After Ogburn filed the instant petition on March 3, 2006, the Parole Commission learned that the parole violator warrant had been executed on April 11, 2005. On May 1, 2006, the Parole Commission requested that the Federal Bureau of Prisons designate Ogburn to a federal institution, so that he could receive a revocation hearing as soon as possible. In response, Ogburn was transferred to the Federal Detention Center in Philadelphia, Pennsylvania on May 22, 2006.
The Parole Commission apparently failed to receive proper notification at the time the warrant was executed.
On May 23, 2006, the Parole Commission advised Ogburn that he was eligible for an expedited revocation procedure, by which he could accept responsibility for his violations, waive his right to a revocation hearing, and consent to revocation on the record.See 28 C.F.R. § 2.66. If Ogburn agreed to the expedited revocation proposal, the Commission offered to reparole him on September 9, 2006.
On May 25, 2006, Ogburn accepted the Parole Commission's expedited revocation proposal. That same day, the Parole Commission issued a notice of action that corresponded with the proposal.
DISCUSSION
It is well established that a parolee has the right to a revocation hearing within a reasonable time after the parolee is taken into custody. Morrissey v. Brewer, 408 U.S. 471, 488 (1972). The applicable federal regulation provides that an "institutional revocation hearing shall be scheduled for a date that is within ninety days of the parolee's retaking." See 28 C.F.R. § 2.101(e).
In this case, the parole violator warrant was executed on April 11, 2005. At the time Ogburn filed the instant petition, he had been in custody over ten months without receiving a revocation hearing.
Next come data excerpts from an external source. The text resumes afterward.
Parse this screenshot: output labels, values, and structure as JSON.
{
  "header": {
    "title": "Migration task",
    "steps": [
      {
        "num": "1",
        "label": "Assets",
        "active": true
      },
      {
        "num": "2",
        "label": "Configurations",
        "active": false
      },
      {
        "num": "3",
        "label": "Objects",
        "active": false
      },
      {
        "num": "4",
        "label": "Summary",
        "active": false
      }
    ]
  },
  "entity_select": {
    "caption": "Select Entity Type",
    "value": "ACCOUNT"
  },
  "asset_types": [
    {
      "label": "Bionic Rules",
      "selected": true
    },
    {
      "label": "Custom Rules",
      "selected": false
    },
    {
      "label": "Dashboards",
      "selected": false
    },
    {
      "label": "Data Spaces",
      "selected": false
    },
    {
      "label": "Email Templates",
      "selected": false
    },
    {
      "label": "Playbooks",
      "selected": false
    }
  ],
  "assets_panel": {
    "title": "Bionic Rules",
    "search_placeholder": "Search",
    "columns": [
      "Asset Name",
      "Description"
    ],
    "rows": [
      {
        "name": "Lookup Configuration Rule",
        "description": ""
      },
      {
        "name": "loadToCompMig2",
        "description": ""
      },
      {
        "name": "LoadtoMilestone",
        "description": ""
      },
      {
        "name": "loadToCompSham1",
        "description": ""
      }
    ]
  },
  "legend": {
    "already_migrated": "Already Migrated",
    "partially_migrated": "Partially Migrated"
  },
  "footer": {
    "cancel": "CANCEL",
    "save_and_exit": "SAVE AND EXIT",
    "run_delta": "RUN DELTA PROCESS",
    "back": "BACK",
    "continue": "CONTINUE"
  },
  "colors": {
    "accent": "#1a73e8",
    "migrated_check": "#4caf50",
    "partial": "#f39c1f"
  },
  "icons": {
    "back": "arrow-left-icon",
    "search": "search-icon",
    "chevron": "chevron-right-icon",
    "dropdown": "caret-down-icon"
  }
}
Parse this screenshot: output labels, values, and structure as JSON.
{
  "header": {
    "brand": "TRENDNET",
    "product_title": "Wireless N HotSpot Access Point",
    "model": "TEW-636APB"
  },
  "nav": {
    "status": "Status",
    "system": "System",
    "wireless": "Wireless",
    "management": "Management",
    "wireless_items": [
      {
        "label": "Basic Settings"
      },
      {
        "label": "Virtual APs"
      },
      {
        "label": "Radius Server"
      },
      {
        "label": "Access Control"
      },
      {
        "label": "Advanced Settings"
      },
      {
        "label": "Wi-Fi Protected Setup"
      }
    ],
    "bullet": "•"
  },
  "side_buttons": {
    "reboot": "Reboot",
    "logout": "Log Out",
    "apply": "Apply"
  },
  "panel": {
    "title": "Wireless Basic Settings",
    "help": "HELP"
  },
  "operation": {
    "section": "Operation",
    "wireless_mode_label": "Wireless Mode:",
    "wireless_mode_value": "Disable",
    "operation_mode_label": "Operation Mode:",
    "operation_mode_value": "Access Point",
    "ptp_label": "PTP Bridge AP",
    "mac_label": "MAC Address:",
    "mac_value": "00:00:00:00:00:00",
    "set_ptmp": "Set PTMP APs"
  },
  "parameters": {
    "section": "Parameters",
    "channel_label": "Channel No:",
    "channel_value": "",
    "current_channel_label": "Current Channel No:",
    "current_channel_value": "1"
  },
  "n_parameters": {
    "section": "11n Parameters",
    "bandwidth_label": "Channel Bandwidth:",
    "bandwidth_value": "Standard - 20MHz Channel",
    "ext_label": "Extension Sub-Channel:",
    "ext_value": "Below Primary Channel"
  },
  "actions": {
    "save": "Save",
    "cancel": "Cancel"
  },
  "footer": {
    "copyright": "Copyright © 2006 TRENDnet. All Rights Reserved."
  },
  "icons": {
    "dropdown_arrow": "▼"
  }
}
While this delay clearly violated 28 C.F.R. § 2.101(e), and was likely unreasonable under Morrissey, I agree with the respondents that Ogburn's claim was rendered moot by his acceptance of the expedited revocation proposal.
Generally, "a case is moot when the issues presented are no longer `live' or the parties lack a legally cognizable interest in the outcome." Powell v. McCormack, 395 U.S. 486, 496 (1969). Thus, when changes occur during the course of litigation that eliminate the petitioner's interest in the outcome of the case or the petitioner's need for the requested relief, the case must be dismissed as moot. See Friedman's Inc. v. Dunlap, 290 F.3d 191, 197 (4th Cir. 2002) ("[O]ne such circumstance mooting a claim arises when the claimant receives the relief he or she sought to obtain through the claim."). Here, the appropriate remedy for a delayed revocation hearing is for the court to compel the Parole Commission to hold the hearing. See Sutherland v. McCall, 709 F.2d 730, 732 (D.C. Cir. 1983);Sacasas v. Rison, 755 F.2d 1533, 1535-1536 (11th Cir. 1985); Berg v. U.S. Parole Commission, 735 F.2d 378, 379 n. 3 (9th Cir. 1984). Because Ogburn recently waived his right to a revocation hearing and chose to consent to revocation on the record, such relief is no longer necessary. As a result, Ogburn's petition must be dismissed as moot.
The court notes that even if Ogburn had not accepted the expedited revocation proposal, he would still not be entitled tohabeas relief, since he has failed to allege any prejudice resulting from the delay. See Gaddy v. Michael, 519 F.2d 669, 673 (4th Cir. 1975); Sutherland v. McCall, 709 F.2d 730, 732 (D.C. Cir. 1983); Hanahan v. Luther, 693 F.2d 629, 635 (7th Cir. 1982); Page v. United States Parole Commission, 651 F.2d 1083, 1087 (5th Cir. 1981).
For the reasons stated, I will grant the respondent's motion to dismiss. The Clerk is directed to send certified copies of this opinion and the accompanying order to the petitioner and all counsel of record.